Après les cauchemars horrifiques distillés par BENIGHTED, place à la beauté des rêves d’ALCEST. L’enchantement débute avant même que ne résonne la première note de "L’envol". Le décor, tout en fragilité et délicatesse, s’inspire de la pochette de « Les Chants de l’Aurore ». Joncs et hérons ornent les planches dans une ambiance tamisée, dans une atmosphère apaisée d’inspiration japonaise. Une lune, qui se drapera au fil du concert de couleurs en harmonie avec les morceaux joués, offre sa protection sereine aux quatre musiciens – Neige, bien sûr, Zéro, dont la guitare et la voix se marient à la perfection à celles de l’âme d’ALCEST, comme sur le toujours sublime "Ecailles de Lune Part 2", Wintehalter imperturbable à la batterie, et Indria, à la basse douce et puissante.

Les lumières dessinent les hommes parfois en ombres, parfois en spectres blancs, reflets de la musique du groupe qui passe d’une douce lumière de printemps (l’entêtant "Le Miroir" ou "Flamme Jumelle", merveille quasi pop) aux ténèbres encolérées de l’hiver ; tels sont les longs, envoûtants et parfois black "Améthyste" et "Oiseaux de Proie" à la montée en puissance gorgée d’une énergie solaire.
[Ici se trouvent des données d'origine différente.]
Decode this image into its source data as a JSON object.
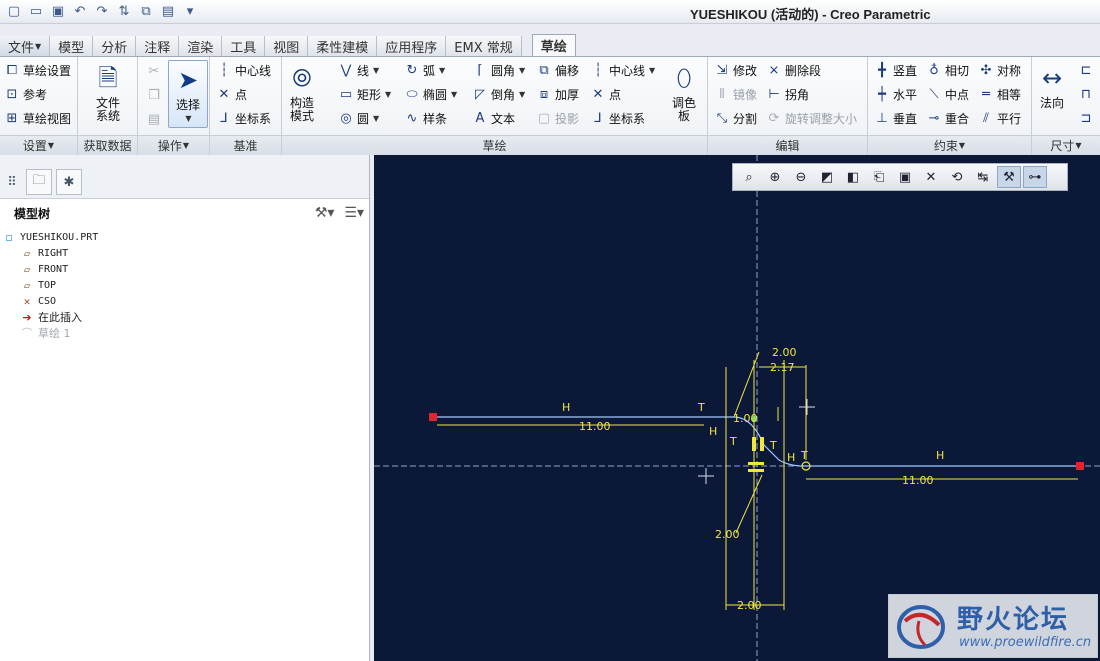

La salle, silencieuse et admirative, est comme happée dans l’univers du quartet, comme ensorcelé par ces compositions aux pouvoirs presque magiques. Le seul regret de cette heure précieuse est de voir le groupe, fatigué, supprimer "Autre Temps" pourtant prévu sur la set-list.
Ces deux jours dans le Palais des Grottes, portés par une programmation variée à dominante française, ont été une réussite. Sérieux dans son organisation qui allie rigueur et bonne humeur, le BETIZFEST est un festival qui offre, en toute simplicité, un grand bonheur métallique.